Old Benci himself is a brisk little Italian, doubtless of middle age. I think it must have been as a mark of affection that we called him “Old Benci,” for his hair still keeps something of its youthful brown. He has not a word of English and about two of French, but you know at once from his open, sunny face that, like most of his compatriots, he has a heart of gold; and, at a price to fit a ranker’s pocket, he keeps a Chianti that is first-rate.

It was Tillett who found him for us. Tillett is a New Zealand Medical Corps man, grey-headed, full of years and the experience they have brought him; equally at ease in French, Italian and Spanish from his early life on the Continent, and a dabbler in Greek and German by way of diversion; but so quiet and unassuming withal, and so rarely confidential about himself and his affairs, that we knew little of him beyond that he was at that time doing odd jobs of healing for the drivers of a New Zealand battery withdrawn from the Peninsula.
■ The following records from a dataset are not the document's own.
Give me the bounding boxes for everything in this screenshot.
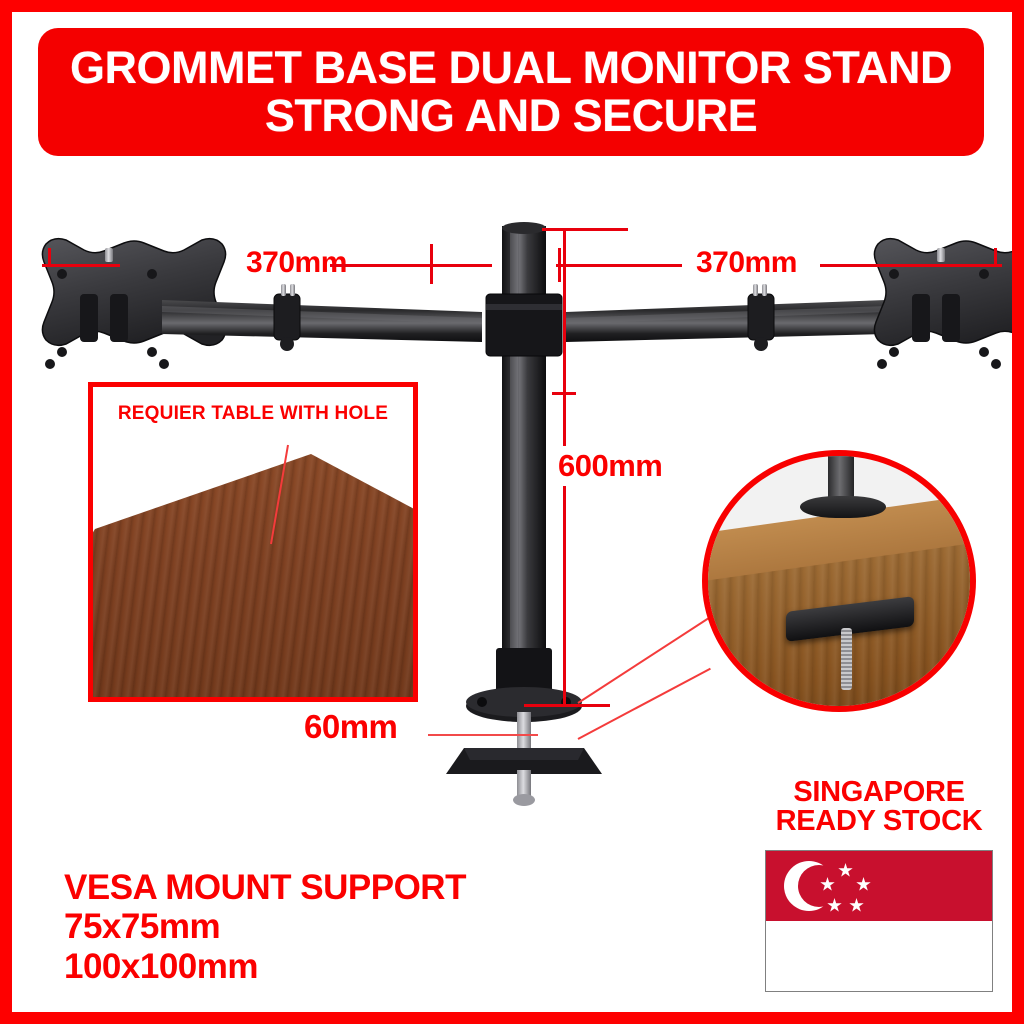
right-vesa-plate bbox=[874, 239, 1024, 369]
singapore-ready-stock-block: SINGAPORE READY STOCK bbox=[754, 778, 1004, 992]
pole-top-tick bbox=[542, 228, 628, 231]
pole-height-dimension: 600mm bbox=[552, 446, 668, 486]
inset-table-with-hole: REQUIER TABLE WITH HOLE bbox=[88, 382, 418, 702]
singapore-flag bbox=[765, 850, 993, 992]
right-arm-tick bbox=[558, 248, 561, 282]
vesa-size-75: 75x75mm bbox=[64, 907, 466, 947]
right-arm-dim-line-outer bbox=[820, 264, 1002, 267]
vesa-size-100: 100x100mm bbox=[64, 947, 466, 987]
left-arm-dim-line-inner bbox=[330, 264, 492, 267]
ready-stock-label: READY STOCK bbox=[754, 807, 1004, 836]
right-arm-end-tick bbox=[994, 248, 997, 266]
singapore-label: SINGAPORE bbox=[754, 778, 1004, 807]
center-pole bbox=[486, 222, 562, 700]
left-arm-dim-line-outer bbox=[42, 264, 120, 267]
image-canvas: GROMMET BASE DUAL MONITOR STAND STRONG A… bbox=[12, 12, 1012, 1012]
pole-mid-tick bbox=[552, 392, 576, 395]
base-width-leader bbox=[428, 734, 538, 736]
right-arm-dimension: 370mm bbox=[696, 246, 797, 280]
vesa-heading: VESA MOUNT SUPPORT bbox=[64, 868, 466, 907]
vesa-support-block: VESA MOUNT SUPPORT 75x75mm 100x100mm bbox=[64, 868, 466, 988]
base-width-dimension: 60mm bbox=[304, 708, 397, 746]
left-arm-dimension: 370mm bbox=[246, 246, 347, 280]
product-image-card: GROMMET BASE DUAL MONITOR STAND STRONG A… bbox=[0, 0, 1024, 1024]
left-arm-tick bbox=[430, 244, 433, 284]
inset-under-desk-mount bbox=[702, 450, 976, 712]
right-arm-dim-line-inner bbox=[556, 264, 682, 267]
mount-flange bbox=[800, 496, 886, 518]
inset-table-caption: REQUIER TABLE WITH HOLE bbox=[93, 403, 413, 425]
clamp-screw bbox=[841, 628, 852, 690]
right-arm bbox=[566, 284, 886, 351]
left-arm-end-tick bbox=[48, 248, 51, 266]
pole-bottom-tick bbox=[524, 704, 610, 707]
desk-surface bbox=[88, 445, 418, 702]
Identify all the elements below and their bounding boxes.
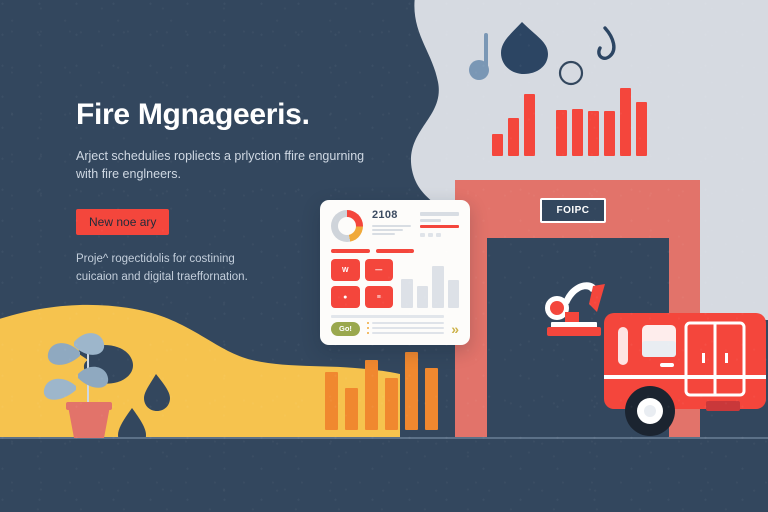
placeholder-line (420, 219, 441, 222)
card-kpi-value: 2108 (372, 210, 411, 221)
card-mid-row: W — ● ≡ (331, 259, 459, 308)
double-chevron-right-icon[interactable]: » (451, 322, 459, 336)
potted-plant (38, 332, 138, 442)
flame-bar-chart (325, 345, 465, 430)
placeholder-line (420, 212, 459, 216)
accent-pill (331, 249, 370, 253)
card-tile-glyph: ● (343, 294, 347, 301)
placeholder-line (372, 332, 444, 334)
accent-line (420, 225, 459, 228)
card-icon-row (420, 233, 459, 237)
station-sign: FOIPC (540, 198, 606, 223)
go-button[interactable]: Go! (331, 322, 360, 336)
card-tile-grid: W — ● ≡ (331, 259, 393, 308)
bullet-dot (367, 327, 370, 330)
card-right-summary (420, 210, 459, 237)
dashboard-card[interactable]: 2108 (320, 200, 470, 345)
mini-chip (428, 233, 433, 237)
placeholder-line (331, 315, 444, 318)
mini-chip (436, 233, 441, 237)
card-tile-glyph: ≡ (377, 294, 381, 301)
placeholder-line (372, 229, 403, 231)
card-tile[interactable]: ≡ (365, 286, 394, 308)
card-bottom-row: Go! » (331, 315, 459, 337)
placeholder-line (372, 322, 444, 324)
new-badge[interactable]: New noe ary (76, 209, 169, 235)
card-tile[interactable]: ● (331, 286, 360, 308)
card-top-row: 2108 (331, 210, 459, 242)
smoke-bar-chart (492, 88, 672, 156)
placeholder-line (372, 327, 444, 329)
card-tile-glyph: — (375, 267, 382, 274)
page-note: Proje^ rogectidolis for costining cuicai… (76, 251, 271, 286)
plant-pot (68, 406, 110, 438)
card-kpi: 2108 (372, 210, 411, 237)
card-mini-bar-chart (401, 259, 459, 308)
card-tile-glyph: W (342, 267, 349, 274)
card-pill-row (331, 249, 459, 253)
illustration-canvas: FOIPC (0, 0, 768, 512)
page-subtitle: Arject schedulies ropliects a prlyction … (76, 147, 366, 183)
ground-band (0, 437, 768, 512)
bullet-dot (367, 332, 370, 335)
placeholder-line (372, 225, 411, 227)
page-title: Fire Mgnageeris. (76, 98, 366, 131)
card-bullet-list (367, 322, 444, 337)
card-tile[interactable]: W (331, 259, 360, 281)
bullet-dot (367, 322, 370, 325)
fire-truck (602, 305, 768, 445)
station-sign-label: FOIPC (556, 205, 589, 216)
mini-chip (420, 233, 425, 237)
accent-pill (376, 249, 415, 253)
card-donut-chart (331, 210, 363, 242)
placeholder-line (372, 233, 395, 235)
card-tile[interactable]: — (365, 259, 394, 281)
card-kpi-lines (372, 225, 411, 235)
For us he was a most likeable chap, an excellent interpreter when our mediocre French failed, and—his chief merit—the discoverer of Benci and his tavern. With a palate tormented by stewed tea and the heavy canteen beer beloved of the yokels of Old England, he had traversed wellnigh every quarter of Alexandria in vain quest of the cheap and honest draught wine that he knew must be there somewhere, and yet must be neither that so very “ordinaire” red wine of France, nor yet the wretched “health wines” of Greece, that carry in their tang memories of the physician and the sick-bed of our pre-war days. And between him and Old Benci there had grown up quite a sincere affection, apart altogether from Chianti at P.T. 1 per glass.

It was delightful, the pantomime that went on whenever any of us arrived without Tillett. With a countenance full of anxious solicitude, Benci would point vaguely out into the night, carry his forefinger to his own grey head, and then up would go his eyebrows in interrogation. This we knew to mean, “Where is our friend of the grey hair that you are here to-night without him?” And one of us would answer by laying his face to the table and snoring heavily or in mimic sentry-go along the passage. Oh, but it was good to see the smile that broke and beamed across his honest face, with his pleasure at finding himself intelligible to his country’s allies.

The rest of these allies, so far as our coterie was concerned, were a sergeant of the Ceylon Tea-planters, back from Gallipoli in charge of his company’s horses, and a Maori of that gallant, reckless band whose “Komaté! Komaté!” rang along those hills in August—well-born and well-educated, in physique strong and solid, but with movements as quick and sure as a cat’s. In this tanned army only the full lips and the slightly flattened nose betrayed his origin.